HER2-positive breast cancer is an aggressive tumor subtype and it is usually associated with worse clinical outcomes. Given the advances in HER2-targeted therapies, we hypothesized that HER2 amplification is no longer a marker of poor prognosis.

METHODS

We conducted a population-based observational study employing two independent cohorts of patients with breast cancer.
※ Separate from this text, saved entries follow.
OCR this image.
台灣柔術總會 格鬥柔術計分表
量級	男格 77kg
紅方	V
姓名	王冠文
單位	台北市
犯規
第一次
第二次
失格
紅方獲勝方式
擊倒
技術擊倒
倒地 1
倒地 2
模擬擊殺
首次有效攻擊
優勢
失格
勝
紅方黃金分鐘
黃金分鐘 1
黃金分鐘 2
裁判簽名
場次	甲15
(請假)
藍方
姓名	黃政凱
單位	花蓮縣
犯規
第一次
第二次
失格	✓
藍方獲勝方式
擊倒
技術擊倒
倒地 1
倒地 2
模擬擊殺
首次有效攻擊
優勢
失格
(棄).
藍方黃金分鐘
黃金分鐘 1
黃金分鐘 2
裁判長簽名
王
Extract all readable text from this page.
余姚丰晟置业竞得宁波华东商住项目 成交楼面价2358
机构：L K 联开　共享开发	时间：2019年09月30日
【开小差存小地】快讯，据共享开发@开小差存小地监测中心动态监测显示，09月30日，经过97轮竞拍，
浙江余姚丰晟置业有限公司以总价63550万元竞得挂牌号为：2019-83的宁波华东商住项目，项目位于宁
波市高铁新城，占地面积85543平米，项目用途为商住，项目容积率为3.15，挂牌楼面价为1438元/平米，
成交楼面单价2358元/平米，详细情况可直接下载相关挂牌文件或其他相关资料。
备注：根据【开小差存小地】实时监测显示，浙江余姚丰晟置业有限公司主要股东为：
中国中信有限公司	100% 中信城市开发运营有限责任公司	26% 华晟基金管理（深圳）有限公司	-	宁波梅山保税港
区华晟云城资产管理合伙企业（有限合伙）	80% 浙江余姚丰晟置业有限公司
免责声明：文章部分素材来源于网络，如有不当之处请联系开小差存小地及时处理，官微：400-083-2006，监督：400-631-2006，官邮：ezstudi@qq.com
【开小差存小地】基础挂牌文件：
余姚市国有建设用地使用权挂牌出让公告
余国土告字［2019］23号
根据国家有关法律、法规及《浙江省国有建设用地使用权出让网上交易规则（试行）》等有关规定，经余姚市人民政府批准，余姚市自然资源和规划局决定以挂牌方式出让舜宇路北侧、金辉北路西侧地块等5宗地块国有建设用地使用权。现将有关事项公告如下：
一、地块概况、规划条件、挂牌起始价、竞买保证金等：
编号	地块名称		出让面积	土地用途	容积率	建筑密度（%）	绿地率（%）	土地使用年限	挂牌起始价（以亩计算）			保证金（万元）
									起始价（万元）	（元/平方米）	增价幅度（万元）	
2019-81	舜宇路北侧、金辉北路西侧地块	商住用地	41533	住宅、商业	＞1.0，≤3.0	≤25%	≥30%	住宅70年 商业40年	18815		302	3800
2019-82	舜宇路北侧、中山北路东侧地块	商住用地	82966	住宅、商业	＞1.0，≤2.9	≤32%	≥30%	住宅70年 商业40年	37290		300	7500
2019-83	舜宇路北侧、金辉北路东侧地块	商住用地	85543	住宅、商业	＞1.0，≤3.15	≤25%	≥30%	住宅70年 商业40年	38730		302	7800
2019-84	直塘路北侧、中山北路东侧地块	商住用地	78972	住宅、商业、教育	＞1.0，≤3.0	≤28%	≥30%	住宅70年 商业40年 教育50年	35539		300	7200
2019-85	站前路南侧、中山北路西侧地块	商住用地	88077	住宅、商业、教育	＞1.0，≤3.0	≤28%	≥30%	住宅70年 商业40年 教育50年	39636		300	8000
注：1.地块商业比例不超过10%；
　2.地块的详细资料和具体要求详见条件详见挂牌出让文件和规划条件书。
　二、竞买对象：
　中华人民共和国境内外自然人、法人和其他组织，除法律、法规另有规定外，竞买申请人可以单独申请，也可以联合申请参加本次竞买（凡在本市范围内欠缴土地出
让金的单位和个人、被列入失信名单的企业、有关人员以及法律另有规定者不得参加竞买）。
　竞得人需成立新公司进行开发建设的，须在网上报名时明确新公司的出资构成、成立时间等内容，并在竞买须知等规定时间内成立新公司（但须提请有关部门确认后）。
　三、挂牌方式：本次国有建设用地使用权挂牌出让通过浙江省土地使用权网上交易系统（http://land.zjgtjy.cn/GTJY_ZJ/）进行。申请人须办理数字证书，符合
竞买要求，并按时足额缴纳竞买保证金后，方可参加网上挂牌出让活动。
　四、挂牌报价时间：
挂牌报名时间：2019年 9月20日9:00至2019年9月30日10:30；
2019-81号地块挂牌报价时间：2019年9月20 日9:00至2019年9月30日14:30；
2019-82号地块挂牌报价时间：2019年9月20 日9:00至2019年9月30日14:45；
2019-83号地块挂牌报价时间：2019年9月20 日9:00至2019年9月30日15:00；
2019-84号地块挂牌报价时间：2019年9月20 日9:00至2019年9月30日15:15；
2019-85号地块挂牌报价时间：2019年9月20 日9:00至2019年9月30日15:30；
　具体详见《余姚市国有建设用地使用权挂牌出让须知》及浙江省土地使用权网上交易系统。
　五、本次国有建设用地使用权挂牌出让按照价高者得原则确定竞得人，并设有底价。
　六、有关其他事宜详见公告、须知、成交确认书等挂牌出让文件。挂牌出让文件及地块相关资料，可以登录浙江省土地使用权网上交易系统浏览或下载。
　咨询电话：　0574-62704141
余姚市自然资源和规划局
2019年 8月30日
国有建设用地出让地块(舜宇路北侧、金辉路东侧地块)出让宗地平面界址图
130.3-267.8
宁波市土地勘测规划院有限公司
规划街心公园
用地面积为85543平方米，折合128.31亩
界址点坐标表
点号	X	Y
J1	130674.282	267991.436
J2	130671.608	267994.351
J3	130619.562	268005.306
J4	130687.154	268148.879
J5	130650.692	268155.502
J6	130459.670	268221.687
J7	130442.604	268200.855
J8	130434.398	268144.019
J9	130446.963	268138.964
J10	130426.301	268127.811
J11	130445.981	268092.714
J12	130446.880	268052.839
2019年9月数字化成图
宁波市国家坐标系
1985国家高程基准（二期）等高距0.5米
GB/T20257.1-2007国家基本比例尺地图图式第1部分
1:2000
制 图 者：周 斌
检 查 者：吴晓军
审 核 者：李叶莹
Samples from the METABRIC cohort were collected before clinical availability of HER2-targeted therapies, whereas samples from the SCAN-B cohort were collected afterward. The primary endpoint was overall survival (OS).

RESULTS

A total of 5121 patients were included in the analyses. In both cohorts, HER2-positive tumors were more likely to be node-positive (P < .05) and high grade (P < .001). Before HER2-targeted agents, HER2 patients had a significantly worse 5-year OS than hormone receptor-positive (HR+) patients (63.4% vs. 83.0%, HR = 2.49, P < .001). In contrast, after HER2-targeted agents entered clinical practice, 5-year OS no longer differed (88.3% vs. 90.4%, HR = 1.24, P = .17). Additionally, in an exploratory analysis using PAM50 subtypes, we identified that, after HER2-targeted therapies were implemented, patients clinically HER2-negative but PAM50-HER2-enriched have a lower OS (HR = 1.99, P = .009) than those who are both HER2-positive and PAM50-HER2-enriched, since they have not benefitted from HER2-targeted therapies.

CONCLUSIONS

HER2-targeted therapies dramatically altered the natural history of HER2-positive breast cancer, with overall survival approaching those of luminal subtype. HER2 positivity is no longer a marker of poor prognosis if access to HER2-targeted therapies is granted. Future trials should assess whether HER2-negative PAM50-HER2-enriched patients may also benefit from such therapies.